A deputada federal Erika Hilton (PSOL-SP) informou nesta segunda-feira (15) ter encaminhado pedido de investigação contra usuários de redes sociais que publicaram mensagens sobre a morte de Maria Eduarda Rodrigues de Freitas, de 21 anos. A jovem morreu após cair durante uma atividade de rope jump realizada na Ponte do Esqueleto, em Limeira, no interior de São Paulo.
Segundo a parlamentar, diversas publicações passaram a circular após a tragédia com referências à necrofilia, violência sexual e vilipêndio de cadáver. Erika divulgou imagens de comentários e afirmou que os conteúdos ultrapassam os limites da liberdade de expressão e devem ser analisados pelas autoridades competentes.
“É tenebroso que comentários como ‘hoje tem festa no IML’ sejam feitos abertamente e as redes sociais não façam nada”, escreveu. A deputada acrescentou: “Isso é misoginia, isso é incitação e isso é CRIME! Um crime cometido pela internet e cuja responsabilidade de investigação recai sobre a Polícia Federal (PF)”.
No pedido encaminhado à Diretoria de Combate a Crimes Cibernéticos, Erika solicita a identificação dos responsáveis pelos perfis e a apuração de possíveis infrações previstas nos artigos 212 e 287 do Código Penal, relacionados ao vilipêndio de cadáver e à apologia de crime. O documento cita publicações que, segundo a parlamentar, incentivam, banalizam ou tratam com humor atos de violência sexual contra o corpo da vítima.

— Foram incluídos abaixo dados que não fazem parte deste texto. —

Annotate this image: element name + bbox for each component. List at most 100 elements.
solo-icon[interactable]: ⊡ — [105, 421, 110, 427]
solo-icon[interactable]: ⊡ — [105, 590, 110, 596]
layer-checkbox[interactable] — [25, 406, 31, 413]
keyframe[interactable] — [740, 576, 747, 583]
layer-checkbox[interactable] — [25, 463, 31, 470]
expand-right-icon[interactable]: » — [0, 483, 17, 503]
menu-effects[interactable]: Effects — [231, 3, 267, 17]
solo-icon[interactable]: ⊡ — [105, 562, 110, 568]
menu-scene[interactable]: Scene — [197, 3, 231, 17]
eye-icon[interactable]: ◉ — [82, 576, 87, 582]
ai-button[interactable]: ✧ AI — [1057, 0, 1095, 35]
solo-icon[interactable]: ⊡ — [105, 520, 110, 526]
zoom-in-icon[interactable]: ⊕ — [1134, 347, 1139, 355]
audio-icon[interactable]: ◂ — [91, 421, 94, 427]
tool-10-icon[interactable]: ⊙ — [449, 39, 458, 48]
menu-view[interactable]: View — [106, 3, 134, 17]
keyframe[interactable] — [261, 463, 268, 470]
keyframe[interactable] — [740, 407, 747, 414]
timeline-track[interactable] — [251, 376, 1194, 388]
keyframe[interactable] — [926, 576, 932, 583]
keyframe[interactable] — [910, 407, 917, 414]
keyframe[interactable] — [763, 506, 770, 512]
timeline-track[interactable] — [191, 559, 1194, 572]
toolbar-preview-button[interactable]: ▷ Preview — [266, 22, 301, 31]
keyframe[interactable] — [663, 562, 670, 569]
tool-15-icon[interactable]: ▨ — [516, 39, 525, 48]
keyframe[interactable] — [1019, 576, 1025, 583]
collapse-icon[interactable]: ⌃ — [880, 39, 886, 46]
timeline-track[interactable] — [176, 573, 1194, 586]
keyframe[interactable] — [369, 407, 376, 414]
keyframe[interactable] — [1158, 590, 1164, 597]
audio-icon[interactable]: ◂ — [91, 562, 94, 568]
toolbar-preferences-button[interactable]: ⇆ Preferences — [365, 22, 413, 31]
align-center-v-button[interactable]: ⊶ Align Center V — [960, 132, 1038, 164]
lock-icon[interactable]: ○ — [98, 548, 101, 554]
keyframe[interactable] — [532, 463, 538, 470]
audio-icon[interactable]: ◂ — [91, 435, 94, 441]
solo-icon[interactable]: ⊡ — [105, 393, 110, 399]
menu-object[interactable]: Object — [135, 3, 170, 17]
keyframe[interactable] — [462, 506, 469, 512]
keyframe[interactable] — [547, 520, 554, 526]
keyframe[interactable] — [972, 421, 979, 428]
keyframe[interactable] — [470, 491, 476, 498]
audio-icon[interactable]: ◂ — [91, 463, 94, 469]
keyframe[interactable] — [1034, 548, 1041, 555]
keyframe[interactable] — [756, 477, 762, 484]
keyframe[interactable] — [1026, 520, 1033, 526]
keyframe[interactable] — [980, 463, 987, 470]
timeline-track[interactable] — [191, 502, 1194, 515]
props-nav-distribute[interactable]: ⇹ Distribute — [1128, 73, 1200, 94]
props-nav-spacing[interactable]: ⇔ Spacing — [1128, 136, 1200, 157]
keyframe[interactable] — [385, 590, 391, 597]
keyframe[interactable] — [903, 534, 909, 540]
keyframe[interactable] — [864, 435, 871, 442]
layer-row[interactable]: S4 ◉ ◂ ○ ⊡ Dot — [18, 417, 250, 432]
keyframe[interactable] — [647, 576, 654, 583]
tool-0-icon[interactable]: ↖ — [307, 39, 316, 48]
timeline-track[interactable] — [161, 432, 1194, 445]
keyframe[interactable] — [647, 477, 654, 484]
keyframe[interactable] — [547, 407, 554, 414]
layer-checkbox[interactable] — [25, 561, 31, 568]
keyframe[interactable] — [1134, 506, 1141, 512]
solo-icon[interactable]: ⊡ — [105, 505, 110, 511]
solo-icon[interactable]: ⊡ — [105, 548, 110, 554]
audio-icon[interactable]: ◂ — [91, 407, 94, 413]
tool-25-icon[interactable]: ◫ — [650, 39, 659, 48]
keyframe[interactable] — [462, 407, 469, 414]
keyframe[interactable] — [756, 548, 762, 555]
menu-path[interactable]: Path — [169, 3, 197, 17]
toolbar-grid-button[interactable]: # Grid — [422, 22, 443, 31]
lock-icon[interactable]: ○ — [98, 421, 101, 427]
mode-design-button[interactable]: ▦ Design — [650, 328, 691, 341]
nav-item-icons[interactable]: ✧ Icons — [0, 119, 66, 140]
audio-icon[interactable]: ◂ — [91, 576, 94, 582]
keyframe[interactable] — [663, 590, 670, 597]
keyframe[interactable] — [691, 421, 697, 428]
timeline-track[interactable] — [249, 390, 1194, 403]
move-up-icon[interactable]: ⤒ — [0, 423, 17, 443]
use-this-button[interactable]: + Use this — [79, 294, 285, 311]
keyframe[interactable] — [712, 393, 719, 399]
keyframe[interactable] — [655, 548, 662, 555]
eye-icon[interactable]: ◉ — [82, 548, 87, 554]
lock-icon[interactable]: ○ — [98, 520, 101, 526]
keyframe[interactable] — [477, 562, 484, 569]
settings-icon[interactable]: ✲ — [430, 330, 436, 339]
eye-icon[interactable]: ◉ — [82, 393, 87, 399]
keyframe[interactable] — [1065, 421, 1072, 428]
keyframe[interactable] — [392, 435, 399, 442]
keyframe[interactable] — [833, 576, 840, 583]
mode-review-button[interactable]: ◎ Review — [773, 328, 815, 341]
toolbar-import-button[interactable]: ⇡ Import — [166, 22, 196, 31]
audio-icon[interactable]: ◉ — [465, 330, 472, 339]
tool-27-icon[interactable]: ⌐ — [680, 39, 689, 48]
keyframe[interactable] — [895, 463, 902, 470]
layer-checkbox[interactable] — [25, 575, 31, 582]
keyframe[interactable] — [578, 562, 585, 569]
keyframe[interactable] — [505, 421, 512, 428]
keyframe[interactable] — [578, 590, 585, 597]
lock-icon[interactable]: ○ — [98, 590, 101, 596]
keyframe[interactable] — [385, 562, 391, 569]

Entre as mensagens mencionadas estão expressões como “festa no IML”, “Vou fazer concurso para o IML” e “a terra vai comer antes que muita gente”. Para Erika Hilton, conteúdos desse tipo contribuem para a disseminação de discursos misóginos e para a banalização da violência contra mulheres.
Maria Eduarda morreu após ser lançada da ponte sem a conexão da corda principal de segurança. Vídeos registrados por testemunhas mostram o momento em que ela é conduzida até a plataforma e arremessada. Instantes depois, pessoas que acompanhavam a atividade perceberam a ausência do equipamento e reagiram com gritos de desespero.
A Polícia Civil de São Paulo indiciou três homens por homicídio com dolo eventual. Segundo a investigação, eles atuavam na organização dos saltos e aparecem nas imagens registradas no local. A Justiça converteu as prisões em flagrante em preventivas, e os suspeitos permanecem detidos enquanto o caso é apurado.
Os advogados dos investigados afirmam que os envolvidos estão abalados e sustentam que a corda estava presa à estrutura da ponte, mas não foi conectada à vítima. A defesa também classificou o caso como uma fatalidade e afirmou que as circunstâncias do acidente ainda estão sendo analisadas pelas autoridades.